Siccome svelare le carte non è un problema che lo riguarda, il premier è andato persino in tv a dire cosa ha in mente. La tempistica, la discussione del Def in aula, lo aiuta. Ospite di Del Debbio, su Rete4, si è alzato e - un po’ come Silvio Berlusconi faceva da Bruno Vespa - su una lavagna ha segnato i sogni nel cassetto. La quattordicesima raddoppiata per le minime, l’anticipo pensionistico. Più flessibilità dall’Europa per i migranti.

«L'Italia», dice il premier presentando il Def, «chiederà un indebitamento ulteriore di 0,4 punti percentuali per il sisma e per la gestione dell’immigrazione». Mancava una grande opera, ma l’ha aggiunta dall’assemblea che celebra i 110 anni del gruppo Salini-Impregilo, dicendo che se l’azienda pensa di farcela il governo è pronto a spingere perché il ponte sullo Stretto si faccia: «Se voi siete in grado di portare le carte e sistemare ciò che è fermo da dieci anni», ha detto, «noi lo sblocchiamo». Pronti a «completare il grande progetto di quella che Delrio chiama la Napoli-Palermo, per non chiamarla Ponte sullo Stretto, ma che è di fatto il collegamento tra Napoli e Palermo, in un'operazione che porta centomila posti di lavoro».

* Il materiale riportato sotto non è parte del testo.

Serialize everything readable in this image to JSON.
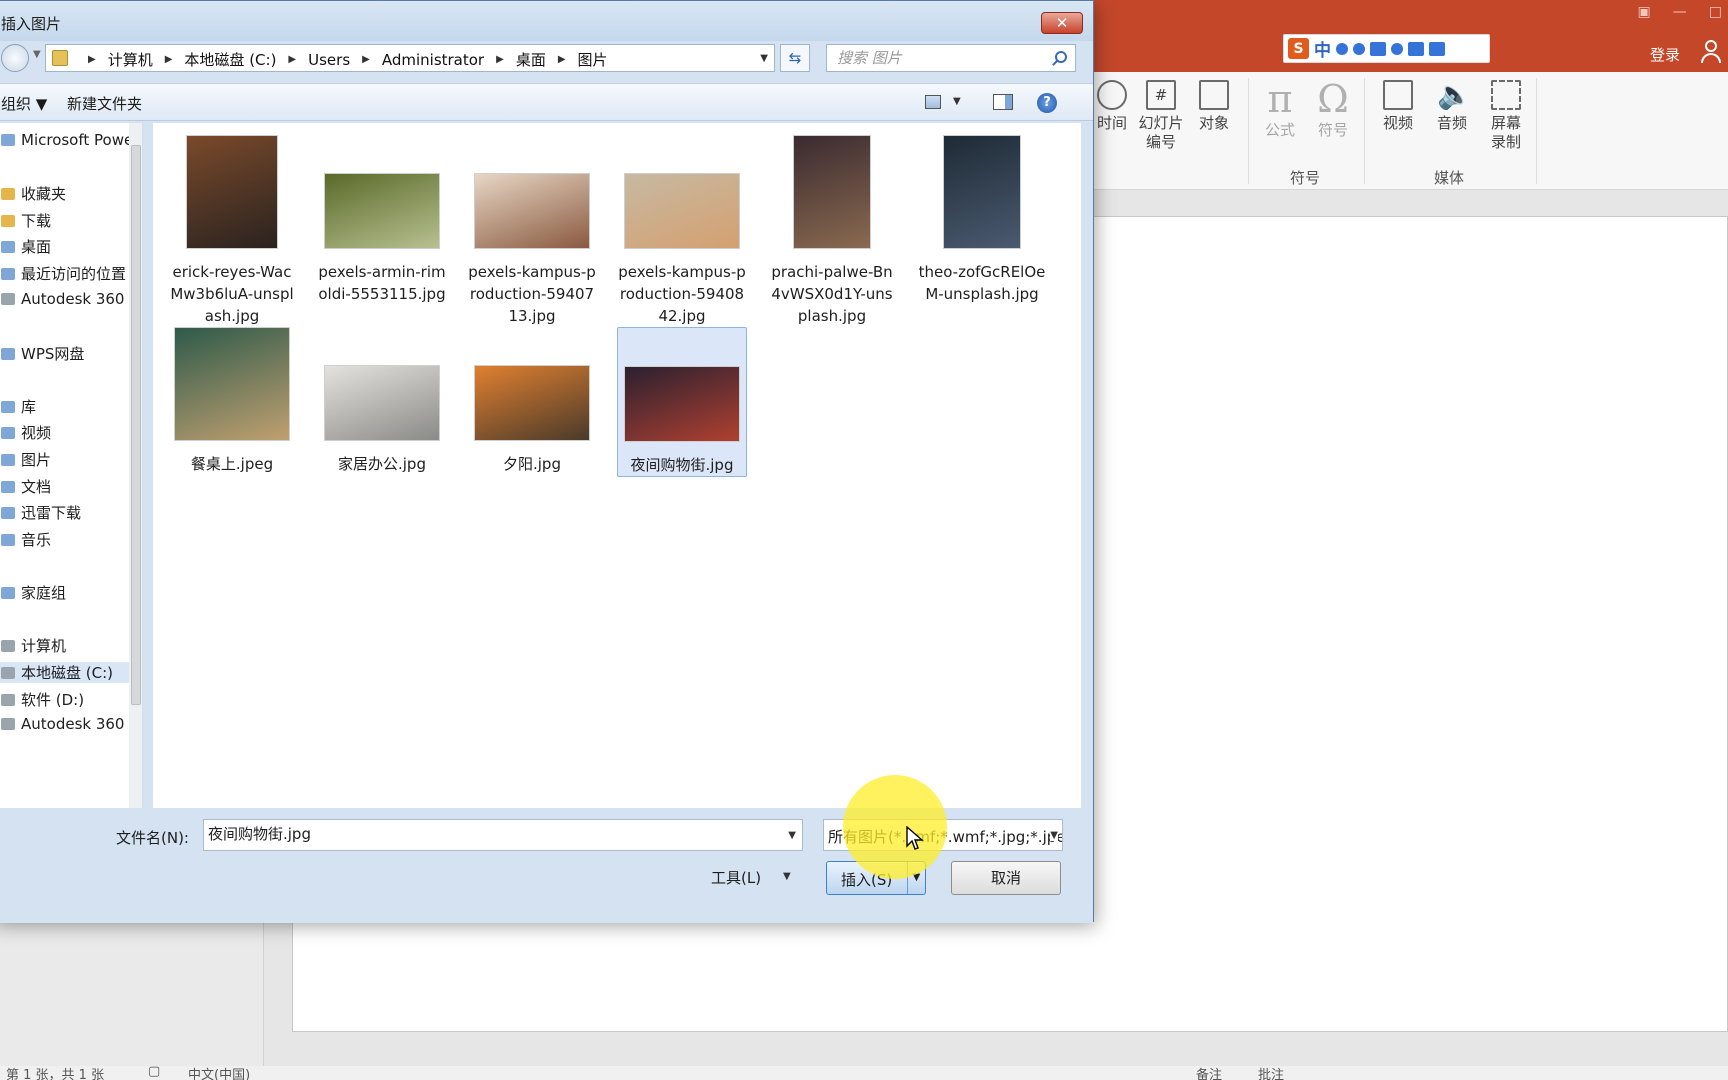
{
  "ppt": {
    "login_label": "登录",
    "ribbon": {
      "buttons": {
        "time": "时间",
        "slide_num_1": "幻灯片",
        "slide_num_2": "编号",
        "object": "对象",
        "equation": "公式",
        "symbol": "符号",
        "video": "视频",
        "audio": "音频",
        "screen_rec_1": "屏幕",
        "screen_rec_2": "录制"
      },
      "groups": {
        "symbols": "符号",
        "media": "媒体"
      }
    },
    "ime": {
      "zh": "中"
    },
    "status": {
      "slide_info": "第 1 张，共 1 张",
      "language": "中文(中国)",
      "notes": "备注",
      "comments": "批注"
    }
  },
  "dialog": {
    "title": "插入图片",
    "close_label": "✕",
    "breadcrumbs": [
      "计算机",
      "本地磁盘 (C:)",
      "Users",
      "Administrator",
      "桌面",
      "图片"
    ],
    "search_placeholder": "搜索 图片",
    "toolbar": {
      "organize": "组织 ▼",
      "new_folder": "新建文件夹"
    },
    "nav": {
      "items": [
        "Microsoft PowerPoint",
        "收藏夹",
        "下载",
        "桌面",
        "最近访问的位置",
        "Autodesk 360",
        "WPS网盘",
        "库",
        "视频",
        "图片",
        "文档",
        "迅雷下载",
        "音乐",
        "家庭组",
        "计算机",
        "本地磁盘 (C:)",
        "软件 (D:)",
        "Autodesk 360"
      ],
      "selected_index": 15
    },
    "files": [
      {
        "name": "erick-reyes-WacMw3b6luA-unsplash.jpg",
        "colors": [
          "#7a4a2a",
          "#2a2220"
        ]
      },
      {
        "name": "pexels-armin-rimoldi-5553115.jpg",
        "colors": [
          "#5a6a2a",
          "#b8c090"
        ]
      },
      {
        "name": "pexels-kampus-production-5940713.jpg",
        "colors": [
          "#e7d6c4",
          "#8a5a40"
        ]
      },
      {
        "name": "pexels-kampus-production-5940842.jpg",
        "colors": [
          "#c7b9a2",
          "#d4a070"
        ]
      },
      {
        "name": "prachi-palwe-Bn4vWSX0d1Y-unsplash.jpg",
        "colors": [
          "#3a2a30",
          "#8a6a50"
        ]
      },
      {
        "name": "theo-zofGcRElOeM-unsplash.jpg",
        "colors": [
          "#1e2a35",
          "#4a5a70"
        ]
      },
      {
        "name": "餐桌上.jpeg",
        "colors": [
          "#2e5a4a",
          "#c0a070"
        ]
      },
      {
        "name": "家居办公.jpg",
        "colors": [
          "#e4e2de",
          "#8a8a88"
        ]
      },
      {
        "name": "夕阳.jpg",
        "colors": [
          "#e08030",
          "#4a3a2a"
        ]
      },
      {
        "name": "夜间购物街.jpg",
        "colors": [
          "#2a2030",
          "#b04030"
        ]
      }
    ],
    "selected_file_index": 9,
    "filename_label": "文件名(N):",
    "filename_value": "夜间购物街.jpg",
    "filter_value": "所有图片(*.emf;*.wmf;*.jpg;*.jpeg",
    "tools_label": "工具(L)",
    "insert_label": "插入(S)",
    "cancel_label": "取消"
  }
}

Sono le opposizioni a sostenere che anche il Ponte sullo Stretto faccia parte della strategia per il Sì. Leggono così le parole del premier la destra, il Movimento 5 stelle e Sinistra Italiana. In realtà Renzi già in un’altra occasione aveva aperto al Ponte. Già una volta aveva smentito il Renzi del 2010 che da Firenze scriveva: «Vogliamo un Paese che preferisca la banda larga al ponte sullo Stretto». Renzi punta più sull’effetto della manovra e degli argomenti della sua riforma, che sosterrà nella prossima direzione del partito per stanare definitivamente la minoranza dem e poi con un tour in Italia.

Andrà poi spesso direttamente in tv come farà già venerdì su La7 per un confronto con Zagrebelsky moderato da Enrico Mentana. Si sta pensando di organizzare un dibattito anche con Massimo D’Alema, convinti che tra i due non ci sia partita. E infine c’è la Leopolda, appuntamento fisso che cadrà proprio a ridosso del voto, forse il 20 novembre.